The Coal River Valley is also the site of Massey Energy Corporation’s Upper Big Branch mine, where an explosion in April of this year killed 29 miners. The losses were devastating, and tensions ran high as residents, company officials, and investigators often disagreed over what happened and why and what should be done about it.

In communities where poverty rates are high, jobs are few, and residents feel that expressing their point of view might put themselves or people they care about at risk of some kind of backlash, relations are often strained. Those strains can be especially painful in rural communities where people are deeply interconnected and where many residents feel strongly attached to the place, the land, and the local culture.

And in places like Raleigh County, where the apparatus and pressures of multi-national economic forces come bearing down on small communities, demanding that local residents make choices most people never have to think about, things can get very personal and very difficult.

“We live in a mono-economy,” says Scarbro. “There are no choices. You either work in the coal industry, or you pretty much don’t work. Because we have no choices, we’re at the disposal of big coal.”

Scarbro grew up in the coalfields. Her father and husband were miners and several close relatives work in the industry today. She’s careful not to attack people for their industry associations, but she also speaks out about the environmental impacts of certain kinds of coal mining, especially the practice of mountaintop removal, which explodes the tops of mountains into nearby valleys and streams so that seams of coal can be scraped off. For a number of years she worked as an organizer with the environmental group Coal River Mountain Watch.

Drawing on Rural Roots

“I felt a desperate need to be creative,” says Scarbro, “ and to help people around me do that again, too. There’s so much talent in our community, but most of us were not using our talents or being creative because the community is oppressed and permanently impoverished. I really wanted to go back into the community and get people together.”

While tensions in the Coal River Valley community are deep, there is also a recognition that the community needs to rebuild itself.

The invitation to the grand opening of the community center says: “We believe we must heal this very divided community and to heal we must find common ground. To find common ground we must have neutral territory, a ‘Third Place’ where we can come together and work together.”

Much of that common ground is rooted in the common rural culture that local residents share. “We believe if we can grow, harvest, process and market [produce and crafts] locally we will all be healthier and wealthier,” writes Scarbro.

She continues, “We can share our skills and learn from others. We want to pass down those time-honored traditions such as canning, quilting, music and many more to the next generations.

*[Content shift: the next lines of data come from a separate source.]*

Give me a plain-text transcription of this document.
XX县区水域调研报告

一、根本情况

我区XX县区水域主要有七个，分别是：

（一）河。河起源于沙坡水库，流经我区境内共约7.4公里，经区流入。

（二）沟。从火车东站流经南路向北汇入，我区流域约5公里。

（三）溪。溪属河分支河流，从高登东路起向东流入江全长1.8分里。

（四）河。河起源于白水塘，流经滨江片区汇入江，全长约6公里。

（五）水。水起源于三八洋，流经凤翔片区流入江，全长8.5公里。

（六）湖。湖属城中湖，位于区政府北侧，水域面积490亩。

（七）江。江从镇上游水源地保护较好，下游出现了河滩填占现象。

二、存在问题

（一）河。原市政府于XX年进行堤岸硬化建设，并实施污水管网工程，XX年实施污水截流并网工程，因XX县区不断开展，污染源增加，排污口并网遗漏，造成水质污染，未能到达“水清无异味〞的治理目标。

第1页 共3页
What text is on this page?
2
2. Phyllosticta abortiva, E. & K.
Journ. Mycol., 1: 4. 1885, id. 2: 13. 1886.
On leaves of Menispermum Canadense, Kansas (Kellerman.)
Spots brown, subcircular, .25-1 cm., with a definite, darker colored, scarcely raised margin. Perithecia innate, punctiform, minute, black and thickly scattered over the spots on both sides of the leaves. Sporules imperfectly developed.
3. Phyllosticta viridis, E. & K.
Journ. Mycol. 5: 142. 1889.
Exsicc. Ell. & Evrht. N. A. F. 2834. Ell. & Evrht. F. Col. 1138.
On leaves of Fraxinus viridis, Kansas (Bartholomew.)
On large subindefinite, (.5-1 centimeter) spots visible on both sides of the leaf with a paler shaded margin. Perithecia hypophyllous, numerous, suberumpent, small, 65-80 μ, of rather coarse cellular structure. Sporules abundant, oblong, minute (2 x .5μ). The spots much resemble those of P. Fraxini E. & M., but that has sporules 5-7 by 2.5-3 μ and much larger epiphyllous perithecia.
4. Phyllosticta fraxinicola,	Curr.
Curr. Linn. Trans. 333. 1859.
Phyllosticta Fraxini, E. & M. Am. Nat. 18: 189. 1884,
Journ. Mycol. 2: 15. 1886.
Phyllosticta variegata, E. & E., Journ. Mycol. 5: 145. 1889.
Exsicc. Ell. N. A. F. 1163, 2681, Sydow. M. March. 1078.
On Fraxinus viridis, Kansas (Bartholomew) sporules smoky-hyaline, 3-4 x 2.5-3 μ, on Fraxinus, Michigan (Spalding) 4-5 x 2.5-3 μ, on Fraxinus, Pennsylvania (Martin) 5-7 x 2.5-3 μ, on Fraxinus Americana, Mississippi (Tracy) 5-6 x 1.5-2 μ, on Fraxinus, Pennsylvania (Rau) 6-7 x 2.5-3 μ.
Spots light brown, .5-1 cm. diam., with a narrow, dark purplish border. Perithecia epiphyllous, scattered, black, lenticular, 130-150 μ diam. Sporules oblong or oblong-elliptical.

We are bridging the gap with the knowledge experience and wisdom that comes with age and the education, dedication and ideas that come with youth.”

Already the center is renting space to crafters (who are invited to donate 10% of their profits to the Center), the greenhouses are operational with a local resident who staffs them, the center is working with the USDA to become certified for food processing and distribution, and a board of directors if in place and working.

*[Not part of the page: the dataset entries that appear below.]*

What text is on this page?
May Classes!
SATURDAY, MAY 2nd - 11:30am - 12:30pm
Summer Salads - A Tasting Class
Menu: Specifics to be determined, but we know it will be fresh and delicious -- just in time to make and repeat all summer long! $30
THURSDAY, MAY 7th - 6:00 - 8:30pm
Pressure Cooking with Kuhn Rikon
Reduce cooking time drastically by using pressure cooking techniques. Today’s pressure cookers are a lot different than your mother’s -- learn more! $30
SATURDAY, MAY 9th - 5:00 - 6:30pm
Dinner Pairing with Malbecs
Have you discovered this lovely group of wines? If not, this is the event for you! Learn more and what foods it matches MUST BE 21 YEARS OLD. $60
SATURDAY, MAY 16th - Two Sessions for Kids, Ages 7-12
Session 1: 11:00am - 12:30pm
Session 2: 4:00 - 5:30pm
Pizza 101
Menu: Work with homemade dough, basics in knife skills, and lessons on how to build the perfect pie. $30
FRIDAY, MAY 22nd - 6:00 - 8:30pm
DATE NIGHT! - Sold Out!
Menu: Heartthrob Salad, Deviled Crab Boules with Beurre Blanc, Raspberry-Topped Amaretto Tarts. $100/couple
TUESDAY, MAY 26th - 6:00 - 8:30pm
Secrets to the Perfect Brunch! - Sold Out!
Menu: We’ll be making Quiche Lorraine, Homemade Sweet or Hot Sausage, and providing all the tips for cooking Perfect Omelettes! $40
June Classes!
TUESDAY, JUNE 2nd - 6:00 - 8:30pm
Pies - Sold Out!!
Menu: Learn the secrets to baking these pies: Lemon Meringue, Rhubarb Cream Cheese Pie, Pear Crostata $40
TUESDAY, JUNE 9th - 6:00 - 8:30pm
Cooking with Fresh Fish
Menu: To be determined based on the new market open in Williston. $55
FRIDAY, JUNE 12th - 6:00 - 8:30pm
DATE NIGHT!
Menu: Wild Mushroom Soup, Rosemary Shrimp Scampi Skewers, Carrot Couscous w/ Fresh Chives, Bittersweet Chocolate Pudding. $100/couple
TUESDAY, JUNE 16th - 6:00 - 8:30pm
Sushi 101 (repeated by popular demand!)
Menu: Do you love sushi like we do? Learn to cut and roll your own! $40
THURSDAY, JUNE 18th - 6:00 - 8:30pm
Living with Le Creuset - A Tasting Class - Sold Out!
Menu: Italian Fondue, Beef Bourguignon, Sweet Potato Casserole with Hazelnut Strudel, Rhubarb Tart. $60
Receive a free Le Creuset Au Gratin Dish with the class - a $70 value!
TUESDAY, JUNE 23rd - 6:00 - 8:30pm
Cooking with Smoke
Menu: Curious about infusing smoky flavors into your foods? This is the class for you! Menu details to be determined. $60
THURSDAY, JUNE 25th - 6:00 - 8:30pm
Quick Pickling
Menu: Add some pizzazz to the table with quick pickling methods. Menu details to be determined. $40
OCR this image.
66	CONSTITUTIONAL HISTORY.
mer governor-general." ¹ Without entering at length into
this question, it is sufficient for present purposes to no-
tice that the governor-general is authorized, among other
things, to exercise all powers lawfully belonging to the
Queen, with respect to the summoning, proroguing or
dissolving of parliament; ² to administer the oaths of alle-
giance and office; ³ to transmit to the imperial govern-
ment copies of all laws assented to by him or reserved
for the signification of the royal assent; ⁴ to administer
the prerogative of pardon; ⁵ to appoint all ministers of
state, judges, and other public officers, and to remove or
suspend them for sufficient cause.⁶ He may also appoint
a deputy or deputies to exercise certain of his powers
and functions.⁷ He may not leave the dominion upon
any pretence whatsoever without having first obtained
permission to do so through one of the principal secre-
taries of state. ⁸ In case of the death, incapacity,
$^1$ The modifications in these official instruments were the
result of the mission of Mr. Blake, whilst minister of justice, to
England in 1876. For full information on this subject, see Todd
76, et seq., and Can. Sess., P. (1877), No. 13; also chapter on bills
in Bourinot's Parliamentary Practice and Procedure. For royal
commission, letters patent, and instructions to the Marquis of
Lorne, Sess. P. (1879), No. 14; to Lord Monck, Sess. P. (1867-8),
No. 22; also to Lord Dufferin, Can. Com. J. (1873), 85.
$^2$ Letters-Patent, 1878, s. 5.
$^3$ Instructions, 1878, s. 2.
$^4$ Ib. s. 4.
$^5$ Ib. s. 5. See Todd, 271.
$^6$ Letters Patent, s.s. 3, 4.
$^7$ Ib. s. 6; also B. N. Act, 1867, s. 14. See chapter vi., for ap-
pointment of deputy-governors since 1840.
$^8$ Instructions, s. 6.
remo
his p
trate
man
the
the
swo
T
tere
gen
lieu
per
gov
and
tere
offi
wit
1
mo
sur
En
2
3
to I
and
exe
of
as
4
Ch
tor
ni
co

“We’re trying to do this in a way that doesn’t take sides,” says Scarbro. “We’ve committed to park our differences at the door and create opportunities to make life better for everybody.”

That commitment to healing and to the community itself is one that many people can recognize and appreciate.

“As a community organizer,” reflects Scarbro, “I learned that what the people of the Coal River Valley needed the most was hope, and I think it starts here.”